While the older generation of Chinese have strictly kept to these customs for decades, the young are also increasingly observant of the dos and don'ts amid a revival of traditional culture.
All in all, people hope the new year will bring them good luck, which is exactly what all these rules imply.
WHY FIREWORK, LANTERNS AND COUPLETS?
Most people stay up late on the eve of the Chinese New Year, watching TV, enjoying snacks and chatting with their family. Even if they don't, they are woken up by the loud bangs of firework at midnight -- if the sporadic firework sessions before 12 a.m. are not loud enough to stir the sound sleepers.

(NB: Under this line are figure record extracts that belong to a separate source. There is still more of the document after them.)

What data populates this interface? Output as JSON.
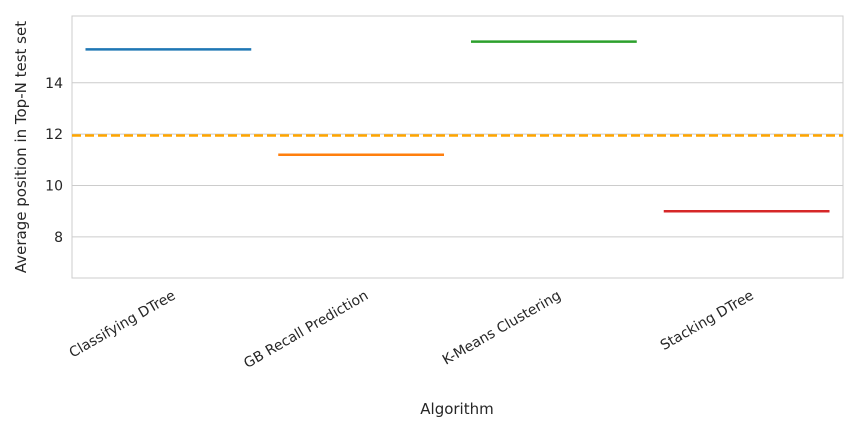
{
  "chart_data": {
    "type": "line",
    "title": "",
    "xlabel": "Algorithm",
    "ylabel": "Average position in Top-N test set",
    "categories": [
      "Classifying DTree",
      "GB Recall Prediction",
      "K-Means Clustering",
      "Stacking DTree"
    ],
    "values": [
      15.3,
      11.2,
      15.6,
      9.0
    ],
    "colors": [
      "#1f77b4",
      "#ff7f0e",
      "#2ca02c",
      "#d62728"
    ],
    "reference_line": {
      "value": 11.95,
      "style": "dashed",
      "color": "#ffa500"
    },
    "ylim": [
      6.4,
      16.6
    ],
    "yticks": [
      8,
      10,
      12,
      14
    ],
    "grid": "horizontal"
  }
}
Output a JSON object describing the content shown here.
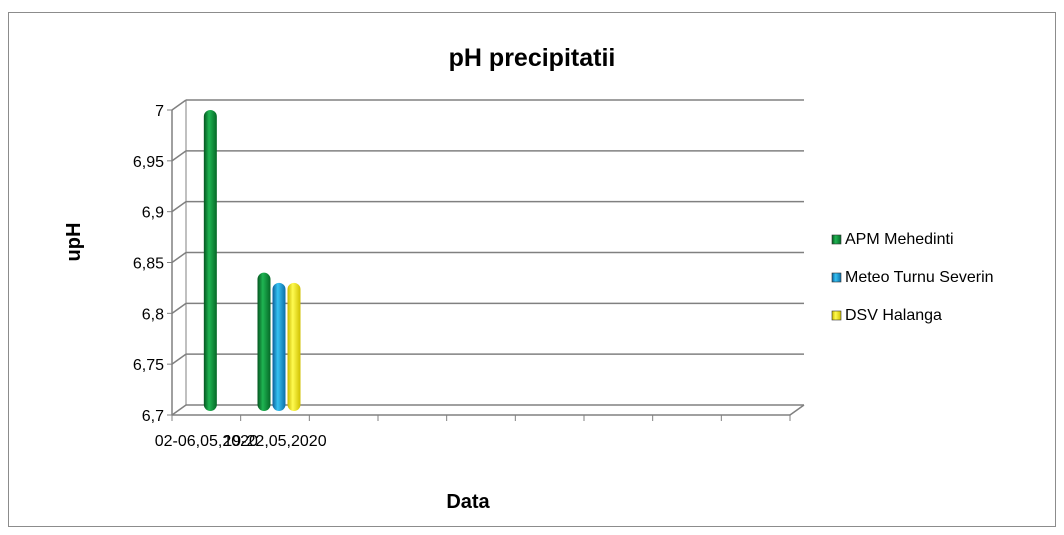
{
  "chart_data": {
    "type": "bar",
    "title": "pH precipitatii",
    "xlabel": "Data",
    "ylabel": "upH",
    "ylim": [
      6.7,
      7.0
    ],
    "yticks": [
      "6,7",
      "6,75",
      "6,8",
      "6,85",
      "6,9",
      "6,95",
      "7"
    ],
    "categories": [
      "02-06,05,2020",
      "19-22,05,2020",
      "",
      "",
      "",
      "",
      "",
      "",
      ""
    ],
    "series": [
      {
        "name": "APM Mehedinti",
        "color": "#0a8a3a",
        "values": [
          7.0,
          6.84,
          null,
          null,
          null,
          null,
          null,
          null,
          null
        ]
      },
      {
        "name": "Meteo Turnu Severin",
        "color": "#1a9fd8",
        "values": [
          null,
          6.83,
          null,
          null,
          null,
          null,
          null,
          null,
          null
        ]
      },
      {
        "name": "DSV Halanga",
        "color": "#f2e600",
        "values": [
          null,
          6.83,
          null,
          null,
          null,
          null,
          null,
          null,
          null
        ]
      }
    ],
    "grid": true,
    "legend": "right"
  }
}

As a legend goes, Chinese ancestors were haunted by a monster named "nian" (meaning year) that left its mountain dwelling for human communities amid food shortages in winter to prey on men and cattle.
In the long run, people found out the monster was afraid of flames, bangs and red color. So they worked out firecrackers and lanterns to scare it away.
No one in China still believes such a monster actually existed, but the legend and customs have survived.
Today, Chinese families still hang up red lanterns and put up red couplets with rhymed phrases at their door, light fireworks and stay up late to watch the old year out.
NEW YEAR'S FOOD
In northern China, dumpling is an indispensable dish on the New Year dinner table.
Experts say the snack was already popular in the Three Kingdoms period (220 - 280). Many Chinese believe that to eat dumplings at the turn of the year will bring good luck, because the food resembles "yuan bao", a boat-shaped gold ingot that served for many years in history as China's currency.
Vegetables, meat, fish and shrimps can all make dumpling fillings. But some families put something special -- from nuts and dates to coins -- in just one of the dumplings. He who happens to eat this special dumpling is considered the luckiest person in the new year.
In southern China, where people prefer rice to wheat, families eat glutinous rice cakes instead of dumplings for the new year. These cakes, whose Chinese name "nian gao" (higher year-on-year), are also symbols of a prosperous new year.
Leek, whose Chinese name sounds like "a permanent vegetable", and fish, which sounds like "surplus" or "abundance", are also among the most common dishes on the new year dinner table.